Andrei Staliarczuk kilka lat pokonał Olimpijczyka z Barcelony Dariusza Snarskiego, a także zanotował wygraną i remis z Dawidem Kwiatkowskim. Na punkty przegrał z Michałem Syrowatką. - Białorusin to typowy "gardowiec" polujący na ciosy sierpowe, ale dużo lepszy od poprzednich przeciwników. Wiem, że jestem silniejszy od niego i to mój spory atut. W ogóle mojej kategorii wagowej właśnie siła fizyczna będzie moim mocną stroną w wielu walkach. To również podkreślają moi szkoleniowcy - dodał.

Piątkowy pojedynek w Ostrowcu Św. odbędzie się w kategorii junior półśredniej. Zakontraktowany jest na 4 rundy. - Nie nastawiam się na nokaut, bo to mocny rywal. Chcę pokazać luźny boks, bez siłowych wjazdów w przeciwnika. Wiem, że przy tym Białorusinie sama siła to za mało. Podczas sparingów moim luzem zaskoczony był Michał Żeromiński, mówił, że boksuję jak czarnoskóry, nie wiedział z jakich płaszczyzn wyprowadzam ciosy. Miło słyszeć takie pochwały - dodał.

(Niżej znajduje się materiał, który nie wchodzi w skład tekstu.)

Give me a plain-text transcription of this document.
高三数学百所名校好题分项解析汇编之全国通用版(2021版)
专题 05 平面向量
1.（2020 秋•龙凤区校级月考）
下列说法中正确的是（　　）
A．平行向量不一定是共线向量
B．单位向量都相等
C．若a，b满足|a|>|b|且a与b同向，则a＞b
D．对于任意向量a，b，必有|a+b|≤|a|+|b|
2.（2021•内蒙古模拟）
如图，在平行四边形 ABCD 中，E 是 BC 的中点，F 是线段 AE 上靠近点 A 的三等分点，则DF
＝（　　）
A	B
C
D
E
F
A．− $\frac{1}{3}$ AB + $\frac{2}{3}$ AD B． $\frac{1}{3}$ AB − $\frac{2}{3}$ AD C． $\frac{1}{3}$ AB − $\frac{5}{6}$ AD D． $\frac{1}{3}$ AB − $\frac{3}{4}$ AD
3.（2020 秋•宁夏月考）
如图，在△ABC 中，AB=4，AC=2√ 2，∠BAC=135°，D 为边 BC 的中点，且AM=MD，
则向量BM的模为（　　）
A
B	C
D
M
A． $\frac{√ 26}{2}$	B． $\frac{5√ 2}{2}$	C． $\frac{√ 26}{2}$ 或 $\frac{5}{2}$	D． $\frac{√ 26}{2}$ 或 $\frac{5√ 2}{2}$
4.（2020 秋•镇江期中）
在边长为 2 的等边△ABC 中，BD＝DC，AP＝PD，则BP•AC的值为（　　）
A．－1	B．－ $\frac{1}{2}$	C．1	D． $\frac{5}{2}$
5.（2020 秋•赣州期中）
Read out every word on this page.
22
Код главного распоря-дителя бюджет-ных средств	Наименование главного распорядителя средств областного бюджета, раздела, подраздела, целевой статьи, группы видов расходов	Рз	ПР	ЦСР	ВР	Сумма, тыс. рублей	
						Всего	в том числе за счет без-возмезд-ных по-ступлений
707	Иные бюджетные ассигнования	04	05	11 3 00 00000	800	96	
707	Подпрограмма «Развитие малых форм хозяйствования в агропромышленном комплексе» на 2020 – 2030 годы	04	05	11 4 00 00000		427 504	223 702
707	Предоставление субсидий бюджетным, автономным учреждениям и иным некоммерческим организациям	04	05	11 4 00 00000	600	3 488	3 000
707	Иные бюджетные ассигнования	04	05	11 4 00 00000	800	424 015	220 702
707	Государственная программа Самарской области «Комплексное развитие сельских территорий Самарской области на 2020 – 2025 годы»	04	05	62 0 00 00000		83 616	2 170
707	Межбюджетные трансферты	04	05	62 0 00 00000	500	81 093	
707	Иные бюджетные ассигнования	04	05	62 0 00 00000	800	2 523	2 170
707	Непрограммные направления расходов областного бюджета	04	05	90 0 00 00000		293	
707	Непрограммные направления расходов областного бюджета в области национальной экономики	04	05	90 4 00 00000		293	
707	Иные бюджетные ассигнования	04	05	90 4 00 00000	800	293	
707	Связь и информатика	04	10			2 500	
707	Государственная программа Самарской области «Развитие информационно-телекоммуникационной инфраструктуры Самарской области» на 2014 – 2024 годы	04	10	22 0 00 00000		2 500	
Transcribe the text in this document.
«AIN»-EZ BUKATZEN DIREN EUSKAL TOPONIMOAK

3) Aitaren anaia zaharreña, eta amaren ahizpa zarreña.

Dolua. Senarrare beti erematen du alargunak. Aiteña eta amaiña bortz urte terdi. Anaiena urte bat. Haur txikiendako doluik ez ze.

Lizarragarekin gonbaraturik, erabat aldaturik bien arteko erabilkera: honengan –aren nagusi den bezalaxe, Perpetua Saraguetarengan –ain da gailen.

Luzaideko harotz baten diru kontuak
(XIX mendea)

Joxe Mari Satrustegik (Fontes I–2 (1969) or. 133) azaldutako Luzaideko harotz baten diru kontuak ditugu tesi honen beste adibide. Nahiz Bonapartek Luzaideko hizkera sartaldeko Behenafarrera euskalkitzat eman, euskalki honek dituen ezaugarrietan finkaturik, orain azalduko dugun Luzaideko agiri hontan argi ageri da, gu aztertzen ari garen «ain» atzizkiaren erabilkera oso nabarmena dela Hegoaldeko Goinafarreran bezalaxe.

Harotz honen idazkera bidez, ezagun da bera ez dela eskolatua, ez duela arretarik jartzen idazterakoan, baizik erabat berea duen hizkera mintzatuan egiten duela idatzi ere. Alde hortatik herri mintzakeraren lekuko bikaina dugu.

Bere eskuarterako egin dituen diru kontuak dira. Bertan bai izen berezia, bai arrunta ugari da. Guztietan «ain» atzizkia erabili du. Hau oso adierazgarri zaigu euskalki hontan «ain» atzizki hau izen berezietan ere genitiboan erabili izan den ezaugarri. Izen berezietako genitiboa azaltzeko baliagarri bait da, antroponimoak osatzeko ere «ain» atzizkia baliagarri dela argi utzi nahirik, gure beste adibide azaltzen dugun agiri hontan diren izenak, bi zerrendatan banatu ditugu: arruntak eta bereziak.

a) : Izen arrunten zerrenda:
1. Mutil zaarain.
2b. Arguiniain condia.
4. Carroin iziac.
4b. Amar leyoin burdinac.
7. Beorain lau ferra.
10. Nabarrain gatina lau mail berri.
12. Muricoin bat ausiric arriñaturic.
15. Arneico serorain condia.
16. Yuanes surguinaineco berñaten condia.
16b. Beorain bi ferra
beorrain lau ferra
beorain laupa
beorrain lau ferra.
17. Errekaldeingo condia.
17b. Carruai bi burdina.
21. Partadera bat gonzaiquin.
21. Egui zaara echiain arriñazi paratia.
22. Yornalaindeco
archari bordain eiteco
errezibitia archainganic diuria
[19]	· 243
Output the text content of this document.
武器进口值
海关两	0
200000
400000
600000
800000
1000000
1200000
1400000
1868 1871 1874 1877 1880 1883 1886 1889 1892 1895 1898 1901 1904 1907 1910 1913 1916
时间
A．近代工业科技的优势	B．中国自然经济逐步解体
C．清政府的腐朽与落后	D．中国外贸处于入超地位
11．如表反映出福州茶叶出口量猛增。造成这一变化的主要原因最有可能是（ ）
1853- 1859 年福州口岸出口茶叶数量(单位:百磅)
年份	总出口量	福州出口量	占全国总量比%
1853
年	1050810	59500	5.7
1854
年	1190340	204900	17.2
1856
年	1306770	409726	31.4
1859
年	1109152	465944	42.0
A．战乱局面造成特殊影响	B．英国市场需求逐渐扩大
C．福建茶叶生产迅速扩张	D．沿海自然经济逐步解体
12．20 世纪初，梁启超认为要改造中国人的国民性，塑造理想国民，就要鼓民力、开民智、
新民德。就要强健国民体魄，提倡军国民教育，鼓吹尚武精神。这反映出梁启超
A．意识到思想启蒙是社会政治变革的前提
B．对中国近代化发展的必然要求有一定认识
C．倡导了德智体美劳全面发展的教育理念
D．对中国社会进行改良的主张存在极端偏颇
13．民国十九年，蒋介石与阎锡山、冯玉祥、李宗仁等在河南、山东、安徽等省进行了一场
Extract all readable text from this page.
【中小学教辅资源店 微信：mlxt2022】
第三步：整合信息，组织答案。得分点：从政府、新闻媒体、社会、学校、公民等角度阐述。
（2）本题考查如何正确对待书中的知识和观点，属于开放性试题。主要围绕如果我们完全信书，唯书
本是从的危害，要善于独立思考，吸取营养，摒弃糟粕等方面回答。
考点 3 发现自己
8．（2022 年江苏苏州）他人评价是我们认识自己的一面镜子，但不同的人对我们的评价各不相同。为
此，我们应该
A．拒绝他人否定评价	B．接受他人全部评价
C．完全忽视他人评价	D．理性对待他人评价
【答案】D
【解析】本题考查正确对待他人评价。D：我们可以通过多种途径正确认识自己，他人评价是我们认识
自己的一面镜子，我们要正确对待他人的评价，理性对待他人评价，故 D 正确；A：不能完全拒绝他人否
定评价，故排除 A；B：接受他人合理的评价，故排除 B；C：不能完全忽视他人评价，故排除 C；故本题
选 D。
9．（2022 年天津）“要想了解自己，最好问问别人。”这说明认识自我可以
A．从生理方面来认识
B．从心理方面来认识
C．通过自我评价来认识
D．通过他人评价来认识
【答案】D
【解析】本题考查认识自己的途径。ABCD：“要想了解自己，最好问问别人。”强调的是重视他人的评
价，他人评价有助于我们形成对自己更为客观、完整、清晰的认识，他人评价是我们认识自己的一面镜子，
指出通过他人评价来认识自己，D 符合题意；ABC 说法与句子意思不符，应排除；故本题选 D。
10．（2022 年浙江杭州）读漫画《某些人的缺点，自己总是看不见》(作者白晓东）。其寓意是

Michał Leśniak nie obiecuje nokautu, ale być może znów po ciosach na wątrobę, jak na gali w Inowrocławiu, jego oponent będzie w poważnych opałach... Janos Vass był 4 razy na deskach. - Wierzę, że sporo osiągnę w boksie. Już rok temu planowałem wyjazd zagraniczny, ale wszystko skomplikowało się z powodu wypadku drogowego. Teraz mam nadzieję, że dzięki grupie Tymex wypłynę na szersze wody - mówi.